The Local Scale of the Problem
The pressure is acute across Western Sydney's growth corridor. Councils including Cumberland City Council and Blacktown City Council have seen listing volumes spike as apartment and townhouse developments complete construction along transit corridors linked to the under-construction Metro West line. The faster properties move to market, the greater the temptation, agents acknowledge, to reuse older photography rather than commission new shoots — particularly in a cost environment where a professional real estate photography package in Western Sydney can run between $250 and $600 depending on property size and add-ons such as drone footage.

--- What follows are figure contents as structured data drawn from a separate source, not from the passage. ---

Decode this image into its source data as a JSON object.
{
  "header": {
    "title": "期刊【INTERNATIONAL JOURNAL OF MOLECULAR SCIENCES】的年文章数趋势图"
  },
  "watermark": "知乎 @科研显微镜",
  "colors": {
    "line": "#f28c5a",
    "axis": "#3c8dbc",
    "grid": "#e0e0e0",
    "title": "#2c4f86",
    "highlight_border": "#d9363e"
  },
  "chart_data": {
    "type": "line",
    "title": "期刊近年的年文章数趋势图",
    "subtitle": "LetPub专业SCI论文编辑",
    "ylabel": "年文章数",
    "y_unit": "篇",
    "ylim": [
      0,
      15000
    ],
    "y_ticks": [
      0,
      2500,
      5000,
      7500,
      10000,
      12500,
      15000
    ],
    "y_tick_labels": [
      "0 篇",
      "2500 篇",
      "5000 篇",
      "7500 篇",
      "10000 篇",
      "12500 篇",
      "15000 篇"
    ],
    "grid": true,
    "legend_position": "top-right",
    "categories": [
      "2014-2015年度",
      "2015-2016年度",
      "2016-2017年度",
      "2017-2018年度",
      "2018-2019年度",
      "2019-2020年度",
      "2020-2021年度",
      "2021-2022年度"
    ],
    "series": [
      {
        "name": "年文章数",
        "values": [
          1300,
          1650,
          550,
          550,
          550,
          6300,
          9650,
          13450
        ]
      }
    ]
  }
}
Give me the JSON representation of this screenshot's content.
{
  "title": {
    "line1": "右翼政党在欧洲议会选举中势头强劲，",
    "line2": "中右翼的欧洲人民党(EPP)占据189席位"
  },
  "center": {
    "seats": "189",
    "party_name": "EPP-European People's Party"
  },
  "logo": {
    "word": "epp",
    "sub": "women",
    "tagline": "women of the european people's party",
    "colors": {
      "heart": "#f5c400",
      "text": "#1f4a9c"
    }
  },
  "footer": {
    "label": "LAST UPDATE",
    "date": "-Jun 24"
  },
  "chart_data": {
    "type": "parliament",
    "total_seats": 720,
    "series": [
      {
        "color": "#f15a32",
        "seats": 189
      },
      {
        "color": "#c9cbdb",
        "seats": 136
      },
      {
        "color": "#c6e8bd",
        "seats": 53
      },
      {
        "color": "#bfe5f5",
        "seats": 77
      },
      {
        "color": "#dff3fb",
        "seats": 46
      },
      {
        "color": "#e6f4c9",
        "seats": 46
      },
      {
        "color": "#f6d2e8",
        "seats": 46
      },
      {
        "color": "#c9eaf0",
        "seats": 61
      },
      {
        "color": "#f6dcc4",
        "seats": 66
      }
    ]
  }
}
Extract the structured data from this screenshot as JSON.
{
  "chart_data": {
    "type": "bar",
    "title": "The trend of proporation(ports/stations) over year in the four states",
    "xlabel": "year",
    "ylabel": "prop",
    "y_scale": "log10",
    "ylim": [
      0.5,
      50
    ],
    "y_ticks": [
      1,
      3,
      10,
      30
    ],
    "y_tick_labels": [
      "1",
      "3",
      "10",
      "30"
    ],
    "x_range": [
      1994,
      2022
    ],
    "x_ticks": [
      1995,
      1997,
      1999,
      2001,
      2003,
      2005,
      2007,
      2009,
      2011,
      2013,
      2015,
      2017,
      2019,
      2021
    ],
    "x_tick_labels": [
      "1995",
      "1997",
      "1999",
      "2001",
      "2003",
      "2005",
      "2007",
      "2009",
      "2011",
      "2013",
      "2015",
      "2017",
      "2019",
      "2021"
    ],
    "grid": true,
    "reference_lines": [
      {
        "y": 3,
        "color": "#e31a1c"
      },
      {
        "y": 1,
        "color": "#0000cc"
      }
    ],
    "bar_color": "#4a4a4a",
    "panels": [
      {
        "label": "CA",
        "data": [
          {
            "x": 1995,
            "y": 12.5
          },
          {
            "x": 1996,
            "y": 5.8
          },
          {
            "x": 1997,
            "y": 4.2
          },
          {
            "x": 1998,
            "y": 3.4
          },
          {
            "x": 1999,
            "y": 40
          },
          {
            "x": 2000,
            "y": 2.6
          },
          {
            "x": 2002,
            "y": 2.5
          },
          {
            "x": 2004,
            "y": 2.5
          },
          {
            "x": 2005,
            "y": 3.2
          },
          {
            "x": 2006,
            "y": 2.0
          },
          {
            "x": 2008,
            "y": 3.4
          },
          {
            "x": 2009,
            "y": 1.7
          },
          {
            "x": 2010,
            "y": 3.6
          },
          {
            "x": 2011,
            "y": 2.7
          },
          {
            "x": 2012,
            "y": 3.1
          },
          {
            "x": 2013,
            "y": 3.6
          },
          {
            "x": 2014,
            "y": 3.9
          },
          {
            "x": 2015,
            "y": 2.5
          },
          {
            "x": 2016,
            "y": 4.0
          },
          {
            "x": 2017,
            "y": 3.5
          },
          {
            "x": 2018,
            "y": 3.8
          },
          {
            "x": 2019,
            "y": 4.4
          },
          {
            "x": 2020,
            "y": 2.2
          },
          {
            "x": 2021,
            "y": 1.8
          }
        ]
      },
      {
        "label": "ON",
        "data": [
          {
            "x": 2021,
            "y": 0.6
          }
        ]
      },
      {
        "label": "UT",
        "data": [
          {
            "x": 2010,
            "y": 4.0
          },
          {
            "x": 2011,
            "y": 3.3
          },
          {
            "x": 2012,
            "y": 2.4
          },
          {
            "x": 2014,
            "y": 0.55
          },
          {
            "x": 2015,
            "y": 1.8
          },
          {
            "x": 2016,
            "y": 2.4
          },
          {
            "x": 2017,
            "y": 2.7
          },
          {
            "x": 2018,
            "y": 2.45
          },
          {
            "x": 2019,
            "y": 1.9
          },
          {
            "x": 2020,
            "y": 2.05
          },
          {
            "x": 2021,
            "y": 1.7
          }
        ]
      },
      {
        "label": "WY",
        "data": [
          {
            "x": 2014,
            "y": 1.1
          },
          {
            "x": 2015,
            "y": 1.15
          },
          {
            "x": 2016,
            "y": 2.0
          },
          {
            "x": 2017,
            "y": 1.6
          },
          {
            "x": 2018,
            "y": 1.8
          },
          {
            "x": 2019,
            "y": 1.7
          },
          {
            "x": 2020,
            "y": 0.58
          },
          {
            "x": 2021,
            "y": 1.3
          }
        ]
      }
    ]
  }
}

The Rental Commissioner's office, established by the NSW Government in 2023 to provide an independent voice on rental issues, has the remit to investigate systemic problems in the rental sector. Advocates are calling on the Commissioner to specifically examine digital listing standards, including the duplicate image problem, as part of broader rental reform discussions tied to the Minns government's housing policy agenda.
NSW Fair Trading advises anyone who encounters a property listing they believe contains misleading images to lodge a complaint directly through its online portal at fairtrading.nsw.gov.au. Complaints can be made anonymously, though investigators say named complaints are processed with greater ease. For renters specifically, the Tenants' Union NSW operates a free advice line reachable at its Surry Hills office and online.
Real estate agents who fail to correct misleading listings after being notified face potential disciplinary action, including referral to the NSW Civil and Administrative Tribunal. Consumer groups want Fair Trading to move toward proactive auditing of major listing platforms rather than relying solely on complaints to identify breaches — a shift that would require either additional agency resourcing or formal co-regulatory arrangements with the platforms themselves.